The Cluster and the Booster interconnect networks - fat-tree InfiniBand and EXTOLL direct-switched 3D torus - are bridged by Eurotech-designed Booster Interface nodes running a DEEP-designed bridging protocol. They use low power Intel Xeon CPUs which boot the Intel Xeon Phi coprocessors and coordinate the data flow between both sides of the DEEP system.
Since energy efficiency is universally perceived as a key challenge to reach Exascale, DEEP put this topic in the project focus. To this end, Eurotech installed a second DEEP prototype system - the DEEP Energy Efficiency Evaluator consisting of 8 Booster and 4 Cluster nodes - at project partner Leibniz Supercomputing Centre of the Bavarian Academy of Sciences and Humanities. This system is dedicated to optimize the power consumption of the DEEP machine and test an innovative, scalable and fine-grained monitoring system developed within the project.
"The completion of the DEEP Booster delivery is a key milestone in the development of the novel 'Cluster-Booster' concept developed in DEEP", stated Fabio Gallo managing director HPC at Eurotech. "It is going to be further enhanced in DEEP-ER. We believe this architectural innovation for extreme scale HPC systems is a key enabler for future European Exascale projects."
While DEEP enters production, Eurotech and the DEEP partners are already engaged in the follow-up project DEEP-ER. With this project, the consortium takes the Cluster-Booster concept of DEEP to the next level. The DEEP-ER booster uses the second generation Intel Xeon Phi manycore CPUs, allowing the team to bring additional innovation and more flexibility to the DEEP supercomputing architecture.
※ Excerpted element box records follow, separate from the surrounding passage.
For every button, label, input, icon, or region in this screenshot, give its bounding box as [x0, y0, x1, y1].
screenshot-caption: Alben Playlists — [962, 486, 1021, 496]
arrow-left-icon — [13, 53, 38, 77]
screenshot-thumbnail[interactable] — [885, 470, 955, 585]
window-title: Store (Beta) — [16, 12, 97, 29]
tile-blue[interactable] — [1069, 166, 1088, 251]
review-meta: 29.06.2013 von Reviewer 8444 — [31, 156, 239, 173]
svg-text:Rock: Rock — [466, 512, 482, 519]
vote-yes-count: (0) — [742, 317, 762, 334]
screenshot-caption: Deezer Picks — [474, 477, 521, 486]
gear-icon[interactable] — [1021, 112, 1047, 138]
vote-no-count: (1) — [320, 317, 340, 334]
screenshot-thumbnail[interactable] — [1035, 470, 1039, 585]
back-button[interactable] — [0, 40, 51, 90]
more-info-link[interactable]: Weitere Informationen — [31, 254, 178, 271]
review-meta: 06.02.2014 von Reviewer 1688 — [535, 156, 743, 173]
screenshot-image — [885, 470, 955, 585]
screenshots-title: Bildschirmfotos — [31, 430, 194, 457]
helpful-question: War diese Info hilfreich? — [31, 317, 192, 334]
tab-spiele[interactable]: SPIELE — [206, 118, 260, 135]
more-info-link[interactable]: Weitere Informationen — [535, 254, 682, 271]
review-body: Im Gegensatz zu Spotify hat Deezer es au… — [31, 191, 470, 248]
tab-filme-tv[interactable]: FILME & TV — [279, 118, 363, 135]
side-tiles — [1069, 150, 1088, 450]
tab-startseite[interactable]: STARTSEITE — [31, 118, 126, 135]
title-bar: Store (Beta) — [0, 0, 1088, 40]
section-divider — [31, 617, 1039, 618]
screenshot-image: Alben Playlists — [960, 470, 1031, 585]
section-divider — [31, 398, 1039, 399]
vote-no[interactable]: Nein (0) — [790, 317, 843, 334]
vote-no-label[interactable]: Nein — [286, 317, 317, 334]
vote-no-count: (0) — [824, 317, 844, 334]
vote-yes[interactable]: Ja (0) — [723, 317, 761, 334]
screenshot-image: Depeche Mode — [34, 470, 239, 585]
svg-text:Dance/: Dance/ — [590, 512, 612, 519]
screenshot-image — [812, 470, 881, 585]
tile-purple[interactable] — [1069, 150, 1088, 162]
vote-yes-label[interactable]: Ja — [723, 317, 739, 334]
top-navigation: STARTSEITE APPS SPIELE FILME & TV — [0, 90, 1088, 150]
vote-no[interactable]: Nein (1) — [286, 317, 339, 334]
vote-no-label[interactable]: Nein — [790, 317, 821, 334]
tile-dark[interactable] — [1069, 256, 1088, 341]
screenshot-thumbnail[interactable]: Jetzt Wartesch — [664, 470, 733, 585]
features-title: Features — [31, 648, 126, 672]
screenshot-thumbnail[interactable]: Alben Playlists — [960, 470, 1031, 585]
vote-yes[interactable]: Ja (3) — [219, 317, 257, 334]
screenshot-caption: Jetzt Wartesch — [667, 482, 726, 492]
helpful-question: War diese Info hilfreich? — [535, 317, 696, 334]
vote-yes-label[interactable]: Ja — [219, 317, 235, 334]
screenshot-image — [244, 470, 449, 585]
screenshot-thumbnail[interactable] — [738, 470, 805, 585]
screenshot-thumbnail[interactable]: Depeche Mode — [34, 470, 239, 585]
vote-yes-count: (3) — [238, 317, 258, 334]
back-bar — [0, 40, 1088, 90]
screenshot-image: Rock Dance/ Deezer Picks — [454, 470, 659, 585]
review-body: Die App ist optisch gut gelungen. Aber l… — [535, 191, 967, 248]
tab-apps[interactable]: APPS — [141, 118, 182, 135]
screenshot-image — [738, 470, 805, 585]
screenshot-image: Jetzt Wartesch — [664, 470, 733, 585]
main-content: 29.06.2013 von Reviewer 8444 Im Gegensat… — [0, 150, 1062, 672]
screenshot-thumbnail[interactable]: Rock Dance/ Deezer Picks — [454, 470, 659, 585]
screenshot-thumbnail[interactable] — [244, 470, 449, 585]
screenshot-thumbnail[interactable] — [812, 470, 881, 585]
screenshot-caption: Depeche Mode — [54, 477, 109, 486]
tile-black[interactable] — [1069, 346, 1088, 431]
The DEEP prototype system will remain in use at Jülich Supercomputing Centre at least for the next two years and will be also made available to application developers outside the project. To best exploit this innovative hardware architecture the project has developed a standards-based software stack for application developers that emphasizes ease-of-use. It features a fully standard compliant MPI-2 implementation to facilitate straightforward porting of applications, and extends the OmpSs task-based programming model by scalable offload functionality to simplify the subdivision of applications into parts that run on the Cluster vs. the Booster.
The system is designed as a general-purpose HPC machine. It is especially interesting for HPC applications that combine parts with different scalability characteristics as the DEEP software stack enables dynamic offloading of the highly-scalable parts to the Booster, whereas low to medium scalable code parts run on the Cluster.